Tristan Nitot (Mozilla) : « Firefox OS recense une infinité d’applications »

Poste de travail
Mozilla France, Tristan Nitot

Tristan Nitot, responsable de Mozilla France, revient sur la stratégie Firefox OS de s’appuyer sur la plate-forme web et le HTML5 pour apporter l’Internet au plus grand nombre.

Mozilla s’est entouré de nombreux partenaires pour le lancement de Firefox OS, une démarche inhabituelle…

Fédérer les partenaires est une condition du succès de Firefox OS. Il faut des partenaires qui connaissent le marché, qui ont des boutiques, qui donnent l’accès au réseau… tout ce que Mozilla ne peut pas faire. Et leur grand nombre [23 aujourd’hui, NDLR] démontre que toute l’industrie soutient notre initiative.

Mozilla a-t-il vocation, à terme, à concevoir ses propres smartphones ?

On a un partenariat avec Geekphone pour fournir des téléphones aux développeurs, mais nous n’avons pas l’optique de cannibaliser les constructeurs et opérateurs.

À ce sujet, les terminaux seront bientôt proposés à la vente depuis le site de Geekphone. Le plus tôt sera le mieux afin que les développeurs testent réellement leurs applications sur un terminal d’entrée de gamme et pas seulement à travers l’émulateur de Firefox.

Parmi les opérateurs partenaires, aucun n’est français. Avez-vous initié des discussions avec eux ?

L’optique de Mozilla avec Firefox OS est d’attaquer le marché par le bas. Nous visons les 2 milliards d’utilisateurs de features phones qui veulent évoluer vers du smartphone avec des terminaux très compétitifs. On parle d’offres autour de 100 dollars, mais il faudra confirmer auprès des constructeurs.

Les terminaux Android à moins de 100 dollars se multiplient aussi, y compris en France… N’est-ce pas ambitieux de vouloir lutter ainsi contre le numéro 1 du marché ?

Il faut regarder ce que veulent les opérateurs. Lesquels se sentent exclus de la relation avec le client. Parmi l’offre Firefox OS, il y a la facturation par l’opérateur qui s’adressera notamment à des gens qui n’ont pas de cartes de crédit. Et la possibilité de construire leur propre App Store pour distribuer les applications sans avoir à passer nécessairement par le market place de Mozilla.

Ce que propose Mozilla fait que les opérateurs nous écoutent. Et ils restent maîtres de leur stratégie de distribution de Firefox OS.

Mozilla s’est-il fixé des objectifs de parts de marché ?

Non.

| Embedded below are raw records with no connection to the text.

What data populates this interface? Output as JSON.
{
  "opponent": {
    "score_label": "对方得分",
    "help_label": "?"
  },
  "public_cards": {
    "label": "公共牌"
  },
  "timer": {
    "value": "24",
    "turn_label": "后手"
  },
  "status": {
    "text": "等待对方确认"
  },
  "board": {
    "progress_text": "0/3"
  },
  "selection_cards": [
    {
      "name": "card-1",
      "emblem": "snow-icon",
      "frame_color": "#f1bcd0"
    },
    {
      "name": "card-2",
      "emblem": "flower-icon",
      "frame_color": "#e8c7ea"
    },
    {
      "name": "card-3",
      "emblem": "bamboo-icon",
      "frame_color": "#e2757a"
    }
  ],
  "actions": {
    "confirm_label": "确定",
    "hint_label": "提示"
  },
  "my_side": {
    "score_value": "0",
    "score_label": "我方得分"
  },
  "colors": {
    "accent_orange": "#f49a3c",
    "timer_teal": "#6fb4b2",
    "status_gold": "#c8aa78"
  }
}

Il faut comprendre que, derrière Google et Apple, la troisième place, s’il en reste une, et plus encore la quatrième, va être difficile à décrocher. Microsoft a du mal en tout cas. Il est inutile d’avoir la même approche, comme le fait BlackBerry également.

La stratégie consiste donc à avoir une approche reposant sur les standards du web et d’ouvrir l’écosystème à tous. À commencer par les développeurs qui sont toujours plus nombreux à programmer en HTML5 et utilisent un wrapper comme Phonegap pour soumettre un binaire aux stores d’Apple et Android avec un seul développement.

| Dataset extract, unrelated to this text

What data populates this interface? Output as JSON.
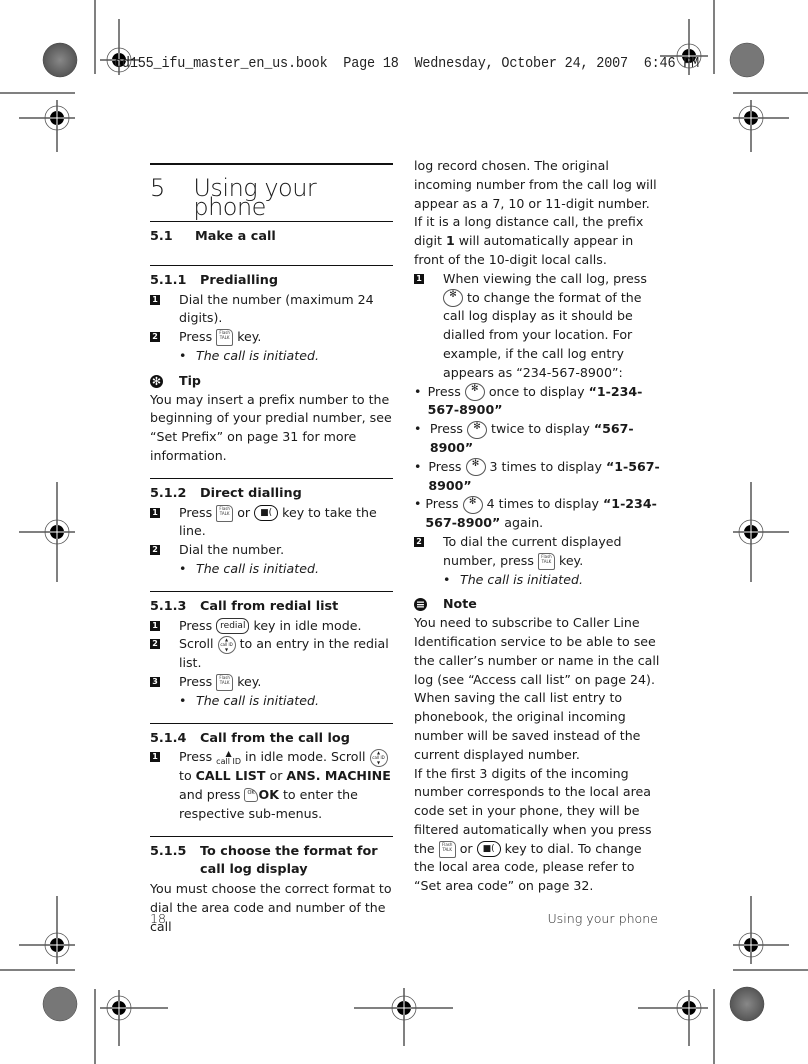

L’approche de Mozilla est celle de privilégier les applications natives en HTML5. Du coup, ce ne sont pas 500.000 développeurs, mais 8 millions de développeurs de sites web dans le monde que nous rassemblons. Donc, potentiellement, une infinité d’applications.

À l’image du web il y a 20 ans, l’ouverture sur le mobile va ajouter de la pression sur les systèmes propriétaires. Nous nous situons dans cette étape d’après en nous appuyant sur le libre et l’open source, avec le HTML5, pour attaquer le marché.

Google est complètement exclu de Firefox OS, y compris dans la recherche qui pointe directement sur des pages web (dynamiquement présentées sous forme d’applications). Ne craignez-vous pas de vous couper d’une ressource financière stratégique ?

Je ne peux pas prédire de notre avenir commercial avec Google, mais on leur vend de l’audience et tant que nous aurons cette audience, il n’y a pas de raison que notre relation commerciale cesse.

De plus, nous n’avons pas forcément de vision claire du modèle économique de Firefox OS, mais je ne suis pas inquiet sur notre capacité à trouver d’autres sources de financement. On est dans un fonctionnement à but lucratif, pas dans la maximisation des profits. Et nous avons un fonds de réserve alimenté qui nous permet de voir venir.